London will Hundekot-Sünder per DNA-Analyse schnappen

London - Der Hund muss mal und keiner hat's gesehen? Ein Londoner Stadtteil will Hundebesitzer für den Kot ihrer Lieblinge künftig zur Kasse bitten.

Der östliche Bezirk Barking (deutsch: Bellen) und Dagenham will als nach eigenen Angaben erster in Großbritannien unschöne Hinterlassenschaften in Parks und auf Gehwegen in Zukunft auf die DNA ihrer Urheber untersuchen und so herausfinden, hinter welchem Vierbeiner nicht aufgeräumt wurde. „Wir sind der erste Bezirk im Land, der entschlossen gegen Hundedreck vorgeht und gegen Haustierbesitzer, die sich nicht sozial verhalten“, sagte der Leiter der Bezirksverwaltung, Darren Rodwell, laut Mitteilung.

Bis zu 80 Pfund (umgerechnet gut 110 Euro) soll es den Hundebesitzer kosten, wenn er den Hundedreck liegenlässt und er per DNA-Abgleich überführt wird. Der Bezirk gibt laut offiziellen Angaben 2,3 Millionen Pfund (rund 3,2 Millionen Euro) pro Jahr für Aufräumarbeiten aus - darunter fällt auch die Beseitigung von Hundedreck.

Ein Pilotprojekt soll im September 2016 starten, wie der Bezirk in einer Pressemitteilung bekanntgab. Voraussetzung ist, dass die tierische DNA irgendwo gespeichert wird und mit dem Hundekot abgeglichen werden kann. Möglich wäre das über die Datenbank „PooPrints“, die in den USA ins Leben gerufen wurde. Die tierische DNA zu entnehmen sei ganz einfach - mit einem schmerzlosen Abstrich von der Innenseite der Wange.

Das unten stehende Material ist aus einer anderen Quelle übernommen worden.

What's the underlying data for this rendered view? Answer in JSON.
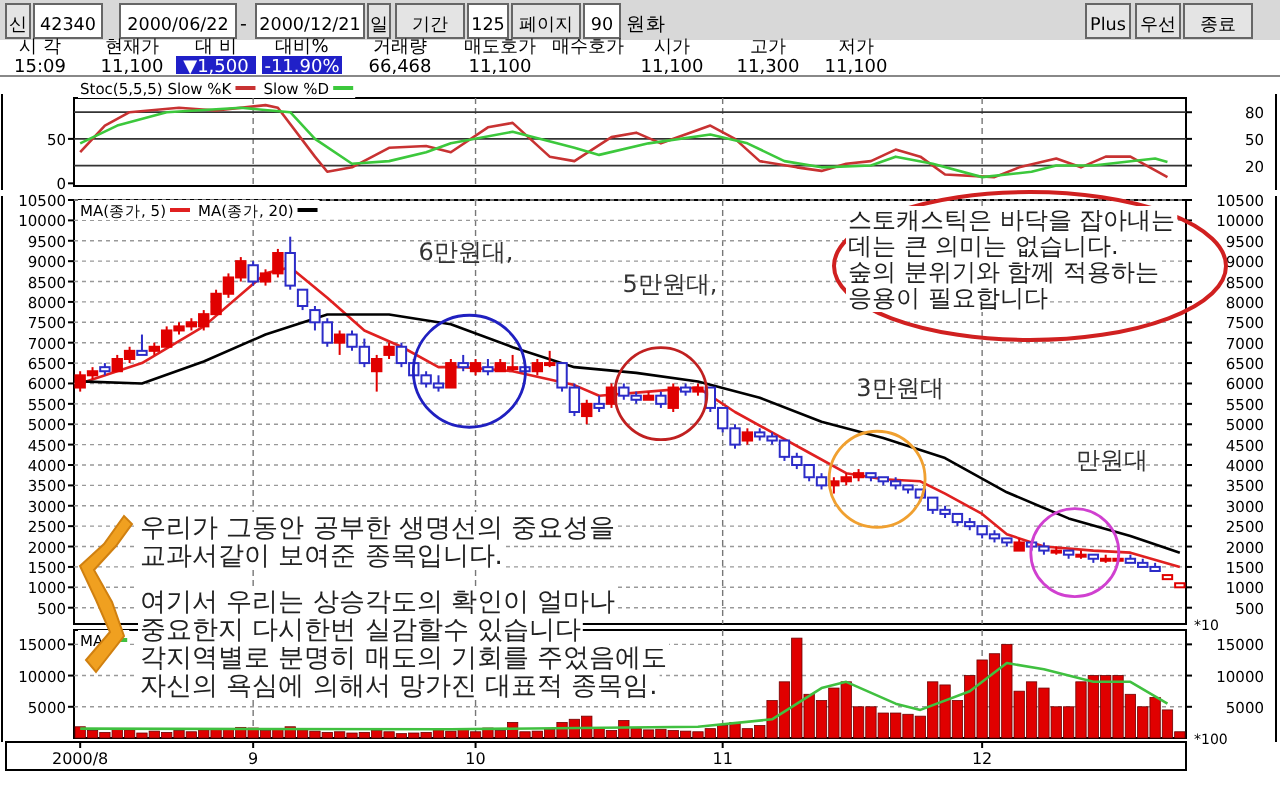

„Der Großteil der Hundebesitzer in Barking und Dagenham übernimmt soziale Verantwortung, aber leider gibt es ein paar Egoisten, die denken, es sei okay, nicht hinter seinem Haustier sauberzumachen“, sagte Rodwell laut Mitteilung. „Hundemist verdreckt nicht nur unsere Straßen, er ist außerdem eine Gesundheitsgefahr - vor allem für kleine Kinder.“ In den USA gibt es nach Angaben der Verwaltung ähnliche Projekte. Die hätten den Hundedreck um 90 Prozent reduziert. Auch im italienischen Neapel gibt es ein ähnliches Vorhaben.